ということをコンセプトに、自宅でいつまでも安心して暮らせるように、身体の状況に合わせたリフォームを提案しています。実例の紹介数は数件のようですが、ポイントごとに写真と共に解説がされています。
また、「よくわかる予防・自立・介護リフォーム」という介護リフォームのための提案カタログも、Webサイトから請求することができます。

玄関の例
ちょっとした段差も、手すりがあるだけで安心感がでます。作り付けのベンチを設置すれば、座って靴を脱いだり履いたりもでき、来客の際に玄関先でちょっとした座談も可能。

リビングの例
畳コーナーなどあえて段差を設けて、畳でくつろいでいても、立つ時の動作負担を少なくしました。

廊下や床などの例
廊下にフットライトを設置して、夜間のトイレにも足元が安心。部屋の境には、建具を引き戸に変えて開閉時の動作を楽にし、つまずき防止のためにドアレールがない釣り上げ式の扉に変えるのがおすすめ。床は滑りにくいコルクタイルが良いでしょう。

キッチンの例
火を使わないパワフルなIHヒーターが最適。車椅子の場合、対面式だと意外なほどスペースをとるため、背面式が良いでしょう。使いやすさと省スペースが図れます。

トイレ・洗面室
トイレと洗面室を1つの空間にして動きやすいスペースを確保しました。洗面台の下に脚を入れられる仕様(膝が奥まで入れられるよう)にすれば、車イスでも楽に使用できます。また、場所は寝室に隣接すると良いでしょう。コンセントや照明のスイッチも操作しやすいように、洗面台の左脇に設置します。

便座は、立ち座りが楽な手すり付きの便座に変更。車イスと介護者が楽に動けるように、2畳半余りの広さに拡張しました。

このように、それぞれの箇所でどのようなリフォームが適しているかのポイントについても、しっかりと説明されています。

専用プランはないが、リフォーム実績は多数〜積水ハウス

 

介護リフォームの専用プランはありませんが、たくさんのリフォーム実績の中には、バリアフリー化のリフォームも含まれています。

他にも、築48年の伝統的間取りの純和風住宅をバリアフリー化した実例も掲載されています。
段差が多く、暮らしづらかった高齢の母親のためにバリアフリー化。水回りの位置を変えることで、生活動線や家の中の風通しも変わって過ごしやすくなったそうです。寝室とLDKを隣接することで、母親が家族の気配を感じられるようにもしたそうです。

お住まいの住宅が積水ハウスで建てられたのであれば、ハウスオーナー限定の会員制サイトでリフォームの相談などが受けられるようです。
(自社施工の家以外は、グループ会社である積和建設が担当)

また、ユニットバスやトイレ、キッチンなどユニットだけのリフォームであれば、通販サイトamazon内で工事費込みの販売も行っています。

インターネットの通販でリフォームが申し込めるのも、利便性が高いと言えるでしょう。

地域密着型の業者もあり。
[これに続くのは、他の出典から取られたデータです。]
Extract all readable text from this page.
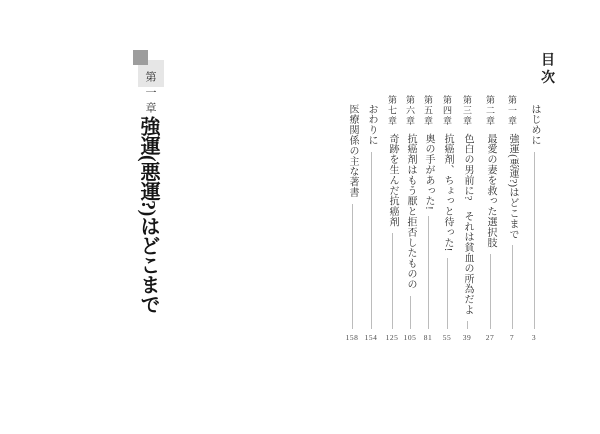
第一章
強運(悪運?)はどこまで
目次
はじめに
3
第一章強運(悪運?)はどこまで
7
第二章最愛の妻を救った選択肢
27
第三章色白の男前に?　それは貧血の所為だよ
39
第四章抗癌剤、ちょっと待った!
55
第五章奥の手があった!
81
第六章抗癌剤はもう厭と拒否したものの
105
第七章奇跡を生んだ抗癌剤
125
おわりに
154
医療関係の主な著書
158
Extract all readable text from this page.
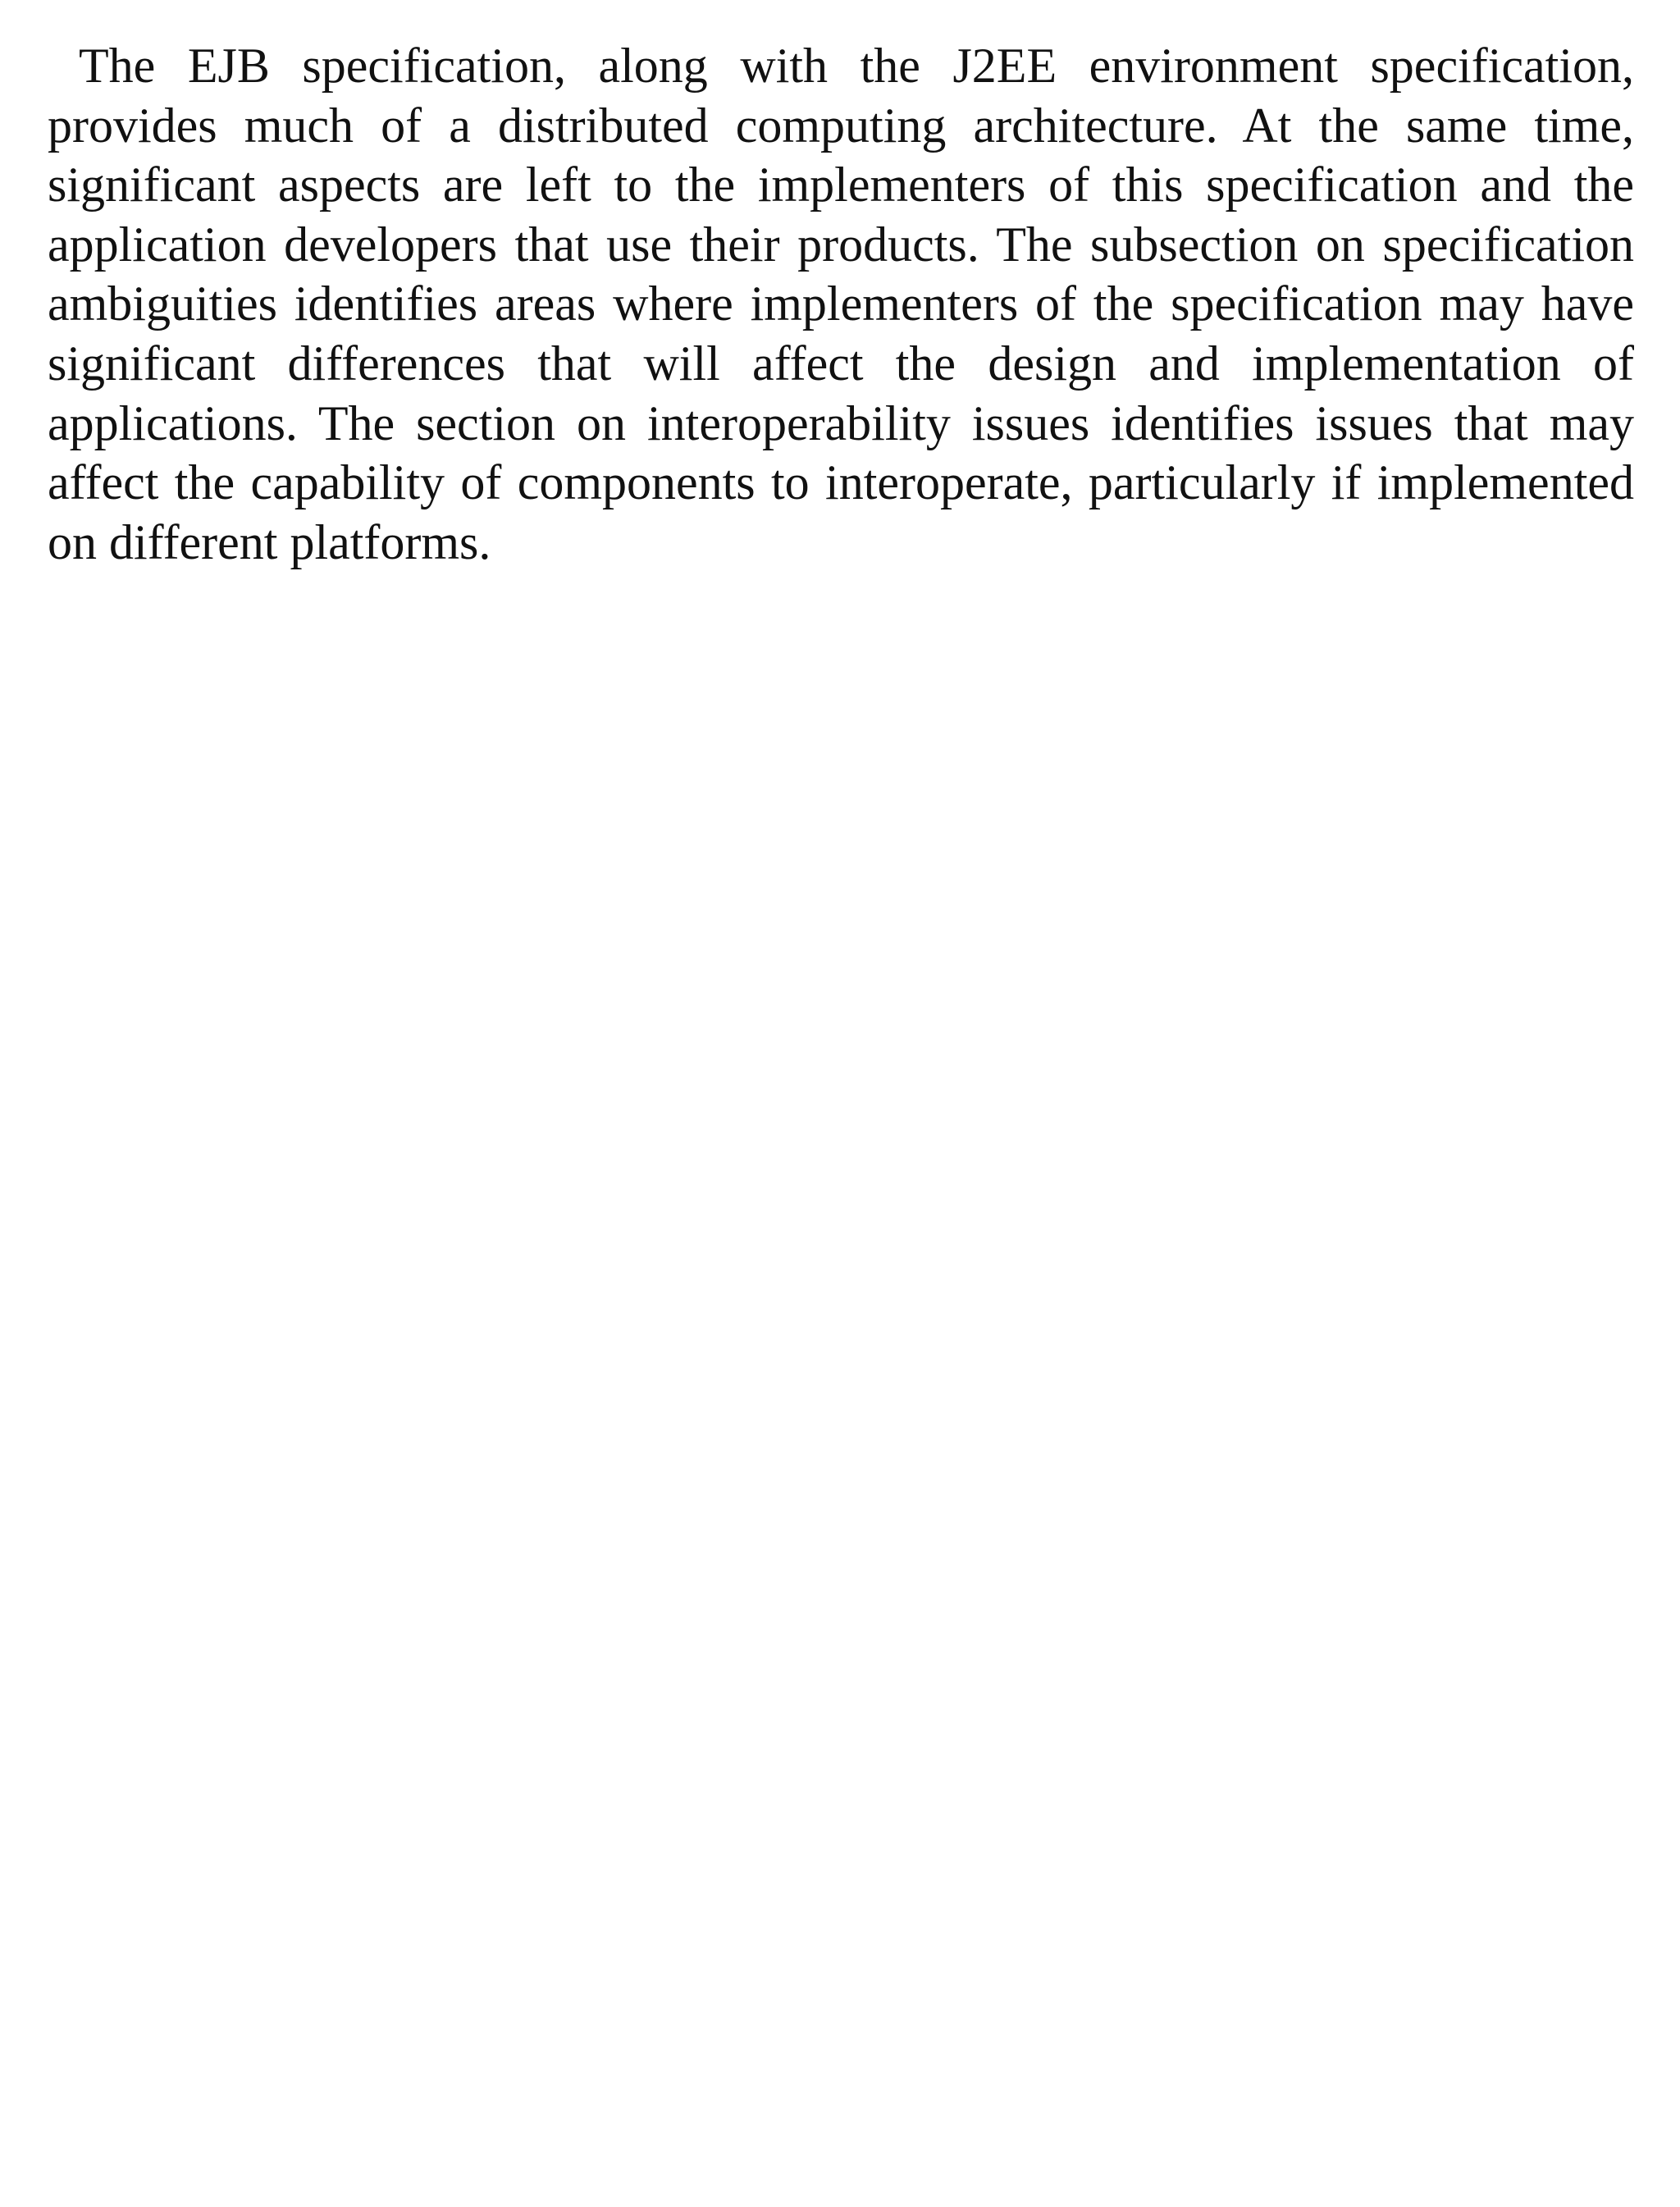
The EJB specification, along with the J2EE environment specification,
provides much of a distributed computing architecture. At the same time,
significant aspects are left to the implementers of this specification and the
application developers that use their products. The subsection on specification
ambiguities identifies areas where implementers of the specification may have
significant differences that will affect the design and implementation of
applications. The section on interoperability issues identifies issues that may
affect the capability of components to interoperate, particularly if implemented
on different platforms.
登録サイトでまとめてさがすことも可能

 

施工可能地域が関東の一部だけのようですが、実例写真とともに介護リフォームのコーナーを公開している会社もあります。
介護福祉用品のレンタルや販売もしている会社で、介護保険利用のリフォームについても説明がされています。

他にも、自分に合った条件の業者を数社紹介してくれる登録サイトもインターネット上に複数存在します。中には匿名で問い合わせができるところもあるようなので、相見積もりをとるために利用するのも良いかもしれません。

大手リフォーム会社をはじめ、今後多数の業者が介護リフォームに参入してくると予想されます。終の棲家とするためのリフォームですから、予算や実績だけではなく、問い合わせに迅速かつ丁寧、そして親身に相談に乗ってくれる業者が望ましいと言えるでしょう。